I think the suggested API is a bit problematic when to_excel is used in the following use cases:
- saving multiple dataframes to the same sheet
- saving dataframes to several sheets
- saving a single dataframe to a single sheet but with
startrowand/orstartcolarguments
And of course any combination of these use cases will be challenging because the data does not start at A1 anymore.
Perhaps this can/should be set on the Styler class level, but of course only when using it to define a style for the entire dataframe (ie StyleFrame(..., Styler(...)) or through a method, sf.style_as_table(...)), but enforcing that will require some introspecting.
BTW, as an intermediate solution, one can use a combination of apply_headers_style and style_alternate_rows to achieve a somehow "sophisticated" design :)
I don't think this should be handled at a Styler level; the point of a Table is to recognise that a matrix of cells makes a whole, so it is appropriate to apply this at the data frame level, but yes the specifics don't suit those cases.
I agree, so it seems like sf.style_as_table(...) (or some other name) is the way to go.
sf.style_as_table(...) seems to be at the sub-dataframe level, no?
No, each sf (A StyleFrame instance) represents an entire dataframe.
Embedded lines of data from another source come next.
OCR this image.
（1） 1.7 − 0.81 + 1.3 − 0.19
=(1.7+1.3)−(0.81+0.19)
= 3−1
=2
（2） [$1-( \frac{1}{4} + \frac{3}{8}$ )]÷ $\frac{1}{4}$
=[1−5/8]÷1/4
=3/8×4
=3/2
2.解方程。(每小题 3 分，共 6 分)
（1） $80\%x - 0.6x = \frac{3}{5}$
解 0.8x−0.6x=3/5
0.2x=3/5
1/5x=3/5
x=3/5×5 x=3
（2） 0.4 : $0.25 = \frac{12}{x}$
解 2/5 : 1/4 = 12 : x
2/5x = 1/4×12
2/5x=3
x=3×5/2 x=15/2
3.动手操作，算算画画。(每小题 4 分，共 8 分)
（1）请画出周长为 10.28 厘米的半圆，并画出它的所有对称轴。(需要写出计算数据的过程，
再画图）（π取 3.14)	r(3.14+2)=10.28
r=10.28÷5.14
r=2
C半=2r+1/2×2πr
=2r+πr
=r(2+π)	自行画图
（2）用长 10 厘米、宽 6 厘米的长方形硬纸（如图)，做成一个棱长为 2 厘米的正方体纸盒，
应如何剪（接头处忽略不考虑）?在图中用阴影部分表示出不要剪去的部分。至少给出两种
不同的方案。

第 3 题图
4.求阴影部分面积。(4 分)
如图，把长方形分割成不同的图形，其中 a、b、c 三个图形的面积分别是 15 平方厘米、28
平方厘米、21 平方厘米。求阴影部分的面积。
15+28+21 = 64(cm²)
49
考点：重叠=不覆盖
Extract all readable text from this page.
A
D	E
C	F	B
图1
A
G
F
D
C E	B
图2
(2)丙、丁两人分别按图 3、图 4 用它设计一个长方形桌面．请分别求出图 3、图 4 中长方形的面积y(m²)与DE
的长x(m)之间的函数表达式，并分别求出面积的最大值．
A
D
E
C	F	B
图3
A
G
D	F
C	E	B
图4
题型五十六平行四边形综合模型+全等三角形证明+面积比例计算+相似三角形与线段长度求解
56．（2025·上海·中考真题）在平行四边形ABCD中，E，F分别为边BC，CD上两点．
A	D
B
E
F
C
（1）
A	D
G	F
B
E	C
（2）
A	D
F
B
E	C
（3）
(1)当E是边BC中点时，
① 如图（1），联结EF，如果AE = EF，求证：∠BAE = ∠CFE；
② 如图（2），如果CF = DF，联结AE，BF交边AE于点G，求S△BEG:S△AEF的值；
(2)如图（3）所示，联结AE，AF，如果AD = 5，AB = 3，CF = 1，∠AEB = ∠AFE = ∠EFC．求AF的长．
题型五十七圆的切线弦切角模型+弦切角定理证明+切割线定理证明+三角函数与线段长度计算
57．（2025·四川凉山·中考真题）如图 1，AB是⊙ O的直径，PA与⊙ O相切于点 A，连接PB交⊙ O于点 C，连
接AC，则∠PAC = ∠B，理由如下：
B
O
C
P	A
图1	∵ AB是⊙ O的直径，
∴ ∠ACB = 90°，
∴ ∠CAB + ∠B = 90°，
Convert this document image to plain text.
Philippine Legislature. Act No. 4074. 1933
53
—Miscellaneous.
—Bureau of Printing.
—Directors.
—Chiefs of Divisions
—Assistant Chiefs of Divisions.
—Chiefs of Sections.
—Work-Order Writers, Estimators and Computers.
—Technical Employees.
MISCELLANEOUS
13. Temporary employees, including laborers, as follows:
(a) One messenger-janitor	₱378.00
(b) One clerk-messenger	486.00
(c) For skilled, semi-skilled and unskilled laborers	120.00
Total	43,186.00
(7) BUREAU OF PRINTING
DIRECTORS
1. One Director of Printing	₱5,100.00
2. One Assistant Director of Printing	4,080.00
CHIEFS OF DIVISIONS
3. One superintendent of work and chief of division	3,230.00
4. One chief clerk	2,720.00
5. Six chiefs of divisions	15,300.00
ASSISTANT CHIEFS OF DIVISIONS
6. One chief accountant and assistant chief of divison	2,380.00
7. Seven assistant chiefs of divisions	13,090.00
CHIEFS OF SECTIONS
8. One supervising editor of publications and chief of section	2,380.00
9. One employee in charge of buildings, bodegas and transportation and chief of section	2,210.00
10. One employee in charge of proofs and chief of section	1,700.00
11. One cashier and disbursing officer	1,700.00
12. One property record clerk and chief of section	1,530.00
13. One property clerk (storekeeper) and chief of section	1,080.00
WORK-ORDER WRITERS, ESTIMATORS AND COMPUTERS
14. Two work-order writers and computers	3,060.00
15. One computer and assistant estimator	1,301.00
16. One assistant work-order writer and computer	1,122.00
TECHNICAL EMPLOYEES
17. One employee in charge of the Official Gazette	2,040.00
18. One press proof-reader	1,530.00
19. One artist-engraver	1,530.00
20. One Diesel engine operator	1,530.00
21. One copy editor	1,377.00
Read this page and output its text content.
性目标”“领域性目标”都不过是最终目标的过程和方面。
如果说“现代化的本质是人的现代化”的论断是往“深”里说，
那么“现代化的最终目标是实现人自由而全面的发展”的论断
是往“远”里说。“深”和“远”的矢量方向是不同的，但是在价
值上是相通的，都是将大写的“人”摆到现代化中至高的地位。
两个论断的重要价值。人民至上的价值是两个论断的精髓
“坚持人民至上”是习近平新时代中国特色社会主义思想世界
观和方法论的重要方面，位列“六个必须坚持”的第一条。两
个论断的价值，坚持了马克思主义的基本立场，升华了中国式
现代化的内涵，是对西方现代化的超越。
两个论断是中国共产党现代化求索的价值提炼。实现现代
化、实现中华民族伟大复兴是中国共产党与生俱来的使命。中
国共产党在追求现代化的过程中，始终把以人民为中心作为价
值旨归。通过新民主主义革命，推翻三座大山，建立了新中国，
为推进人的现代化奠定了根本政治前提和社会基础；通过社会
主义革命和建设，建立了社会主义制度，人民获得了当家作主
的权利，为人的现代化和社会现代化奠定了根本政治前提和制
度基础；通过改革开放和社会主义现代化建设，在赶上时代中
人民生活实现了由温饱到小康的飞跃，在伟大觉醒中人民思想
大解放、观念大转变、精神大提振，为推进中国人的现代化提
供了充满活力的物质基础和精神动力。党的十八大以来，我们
Upon further inspection, this can be achieved with the already available API, and quite succinctly.
Going with this example, which produces this output:

Consider this code using the existing API:
from styleframe import StyleFrame, Styler
sf = StyleFrame({'Fruit': ['Apples', 'Pears', 'Bananas', 'Oranges'],
2011: [10000, 2000, 6000, 500],
2012: [5000, 3000, 6000, 300],
2013: [8000, 4000, 65000, 200],
2014: [6000, 5000, 6000, 700]},
Styler(font='calibri', font_size=11))
sf.apply_headers_style(Styler(font='calibri', font_size=11))
sf.to_excel(row_to_add_filters=0).save()
which produces this output:

It appears the same, but:
- The table ribbon section does not appear, which allows for use of Slicers, quick Pivot table generation and styling (if the background of the cells is transparent, see #104)
- The columns cannot be referenced by name in formulas as they can with a Table
I.e. filters are one of a few features available for Tables.